Political participation and Elections

David Friedrick [5] states that the participation of an organised civil society in governance arrangements at European and international level is enhancing democratic qualities, and goes further into saying that having a ‘regulated model of participation would strengthen the democratic quality of civil society participation.’ It can be said that anything which restricts the scope of public participation not only weakens a country’s democratic foundations but also has the immediate effect of limiting debate over its development priorities. Furthermore, political participation is essential for realizing the basic values and objectives that minorities have.

Elections constitute an essential feature of democratic governance. Through elections, people choose their representatives. Furthermore, political parties occupy a central place in the political process in modern democracies since these parties are deemed to be intermediaries between society and state. In order to guarantee the involvement of minorities in political parties, it is important to ascertain that the basic human right of freedom of association is fully respected.

Recently, a Bosnian Jew and an ethnic Roma have challenged discriminatory provisions within Bosnia’s Constitution and electoral laws. In a case before the European Court of Human Rights (ECHR) on 22 December 2009, the Court found certain provisions of the Bosnian Constitution and electoral laws to discriminate against minorities in failing to allow its citizens who are not ‘Constituent Peoples’ to stand for election to the Presidency.
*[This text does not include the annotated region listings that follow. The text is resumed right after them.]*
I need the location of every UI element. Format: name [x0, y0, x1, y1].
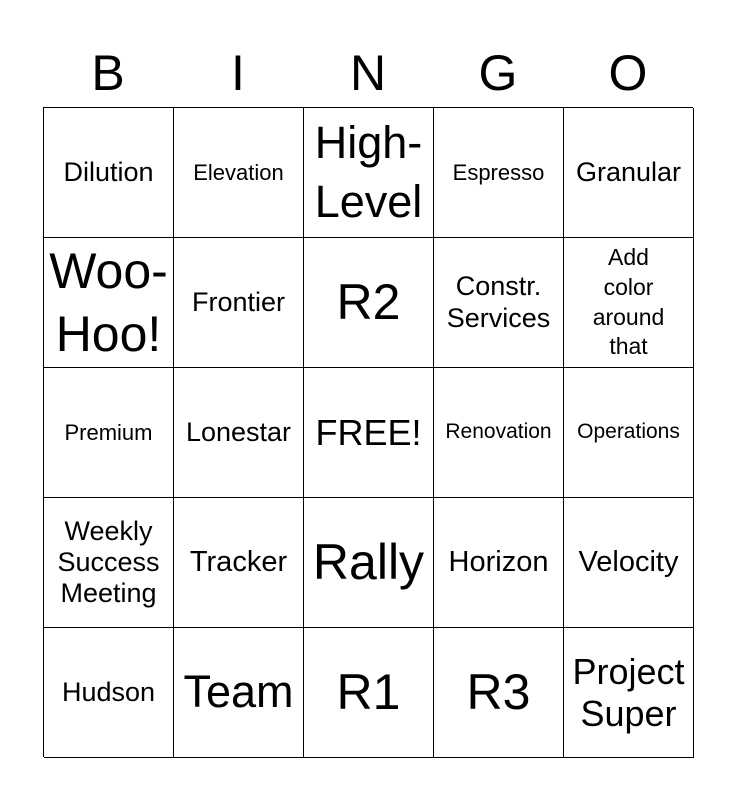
bingo-cell[interactable]: Add color around that	[564, 238, 694, 368]
bingo-cell[interactable]: Renovation	[434, 368, 564, 498]
bingo-cell[interactable]: Hudson	[44, 628, 174, 758]
bingo-cell[interactable]: Operations	[564, 368, 694, 498]
bingo-cell[interactable]: Lonestar	[174, 368, 304, 498]
bingo-cell[interactable]: High- Level	[304, 108, 434, 238]
bingo-cell[interactable]: R2	[304, 238, 434, 368]
bingo-cell[interactable]: Project Super	[564, 628, 694, 758]
free-space-cell[interactable]: FREE!	[304, 368, 434, 498]
bingo-cell[interactable]: Constr. Services	[434, 238, 564, 368]
bingo-cell[interactable]: Granular	[564, 108, 694, 238]
bingo-cell[interactable]: Horizon	[434, 498, 564, 628]
bingo-cell[interactable]: Weekly Success Meeting	[44, 498, 174, 628]
header-letter-n: N	[349, 45, 387, 101]
bingo-cell[interactable]: Woo- Hoo!	[44, 238, 174, 368]
bingo-cell[interactable]: Espresso	[434, 108, 564, 238]
header-letter-b: B	[91, 45, 125, 101]
bingo-cell[interactable]: R1	[304, 628, 434, 758]
bingo-cell[interactable]: Frontier	[174, 238, 304, 368]
bingo-board	[43, 107, 693, 757]
bingo-cell[interactable]: Team	[174, 628, 304, 758]
bingo-cell[interactable]: Premium	[44, 368, 174, 498]
header-letter-o: O	[608, 45, 648, 101]
header-letter-i: I	[231, 45, 245, 101]
bingo-cell[interactable]: Elevation	[174, 108, 304, 238]
bingo-cell[interactable]: Dilution	[44, 108, 174, 238]
bingo-cell[interactable]: Rally	[304, 498, 434, 628]
bingo-cell[interactable]: Tracker	[174, 498, 304, 628]
bingo-cell[interactable]: Velocity	[564, 498, 694, 628]
header-letter-g: G	[478, 45, 518, 101]
bingo-cell[interactable]: R3	[434, 628, 564, 758]
bingo-header	[43, 40, 693, 106]
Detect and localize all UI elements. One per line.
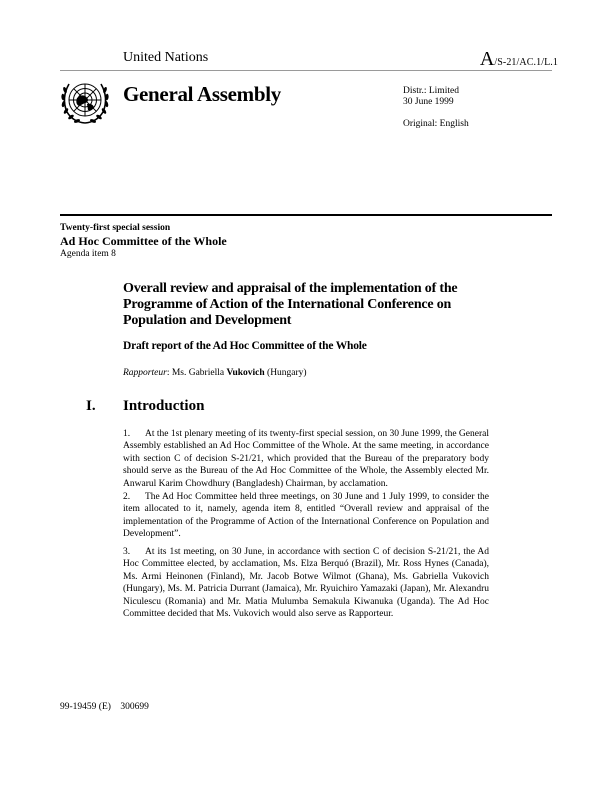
agenda-item: Agenda item 8 xyxy=(60,249,116,259)
document-date: 30 June 1999 xyxy=(403,97,454,107)
paragraph-text: At the 1st plenary meeting of its twenty-first special session, on 30 June 1999, the General Assembly established an Ad Hoc Committee of the Whole. At the same meeting, in accordance with section C of decision S-21/21, which provided that the Bureau of the preparatory body should serve as the Bureau of the Ad Hoc Committee of the Whole, the Assembly elected Mr. Anwarul Karim Chowdhury (Bangladesh) Chairman, by acclamation. xyxy=(123,429,489,489)
job-number: 99-19459 (E) xyxy=(60,702,111,712)
date-code: 300699 xyxy=(120,702,149,712)
paragraph-number: 1. xyxy=(123,429,131,439)
symbol-rest: /S-21/AC.1/L.1 xyxy=(494,57,558,68)
header-divider xyxy=(60,70,552,71)
distribution-block xyxy=(403,86,469,130)
rapporteur-role: Rapporteur xyxy=(123,368,167,378)
original-language: Original: English xyxy=(403,119,469,129)
symbol-prefix: A xyxy=(479,48,495,70)
section-title: Introduction xyxy=(123,398,205,414)
rapporteur-line xyxy=(123,368,307,378)
rapporteur-prefix: : Ms. Gabriella xyxy=(166,368,227,378)
paragraph xyxy=(123,546,489,620)
session-divider xyxy=(60,214,552,216)
rapporteur-surname: Vukovich xyxy=(226,368,265,378)
session-block xyxy=(60,222,227,260)
rapporteur-country: (Hungary) xyxy=(264,368,307,378)
paragraph-text: At its 1st meeting, on 30 June, in accordance with section C of decision S-21/21, the Ad Hoc Committee elected, by acclamation, Ms. Elza Berquó (Brazil), Mr. Ross Hynes (Canada), Ms. Armi Heinonen (Finland), Mr. Jacob Botwe Wilmot (Ghana), Ms. Gabriella Vukovich (Hungary), Ms. M. Patricia Durrant (Jamaica), Mr. Ryuichiro Yamazaki (Japan), Mr. Alexandru Niculescu (Romania) and Mr. Matia Mulumba Semakula Kiwanuka (Uganda). The Ad Hoc Committee decided that Ms. Vukovich would also serve as Rapporteur. xyxy=(123,547,489,620)
session-name: Twenty-first special session xyxy=(60,223,171,233)
un-emblem-icon xyxy=(59,76,111,126)
distribution-status: Distr.: Limited xyxy=(403,86,459,96)
paragraph xyxy=(123,491,489,541)
footer xyxy=(60,702,149,712)
document-title: Overall review and appraisal of the implementation of the Programme of Action of the International Conference on Population and Development xyxy=(123,281,458,328)
organ-title: General Assembly xyxy=(123,82,281,106)
paragraph-text: The Ad Hoc Committee held three meetings, on 30 June and 1 July 1999, to consider the item allocated to it, namely, agenda item 8, entitled “Overall review and appraisal of the implementation of the Programme of Action of the International Conference on Population and Development”. xyxy=(123,492,489,540)
organization-name: United Nations xyxy=(123,50,209,65)
paragraph-number: 3. xyxy=(123,547,131,557)
section-number: I. xyxy=(86,398,96,414)
paragraph xyxy=(123,428,489,490)
paragraph-number: 2. xyxy=(123,492,131,502)
document-symbol xyxy=(480,48,558,71)
document-subtitle: Draft report of the Ad Hoc Committee of the Whole xyxy=(123,340,367,352)
committee-name: Ad Hoc Committee of the Whole xyxy=(60,234,227,248)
The UN-INSTRAW/CAWTAR [6] project “Women's Political Participation in Algeria, Tunisia and Morocco,” demonstrates how the media can play a crucial role in the promotion of women´s political participation in this region. In these countries, women’s political participation has been increased during the last years, mainly due to increased access to education and the integration of women in the labour market. However, women are still highly underrepresented in the political field, as well as in the legal and institutional areas. Even during the elections in Algeria and Morocco in recent years, female candidates were only given limited coverage. This is to be distinguished from the situation in Spain, where in 2004, there were 125 women in the 350 seat Congress of Deputies, and 61 women in the 259 seat Senate; and the 64 women in the 169-seat parliament, and seven women among the nineteen in the Supreme Court in Norway. In these two countries, one can see how women’s political participation is much higher when compared to Arab countries.

Conclusion

Thus one can conclude that the basic roles of civil society and the media in democratic systems of governance are of utmost importance, and one can say that their main scope is to limit and control the power of the state, to raise public concern, to promote political participation, to develop values of democratic life, and to express diverse interests. It is only when the media and civil society, work hand in hand with the government that democratic governance is strengthened.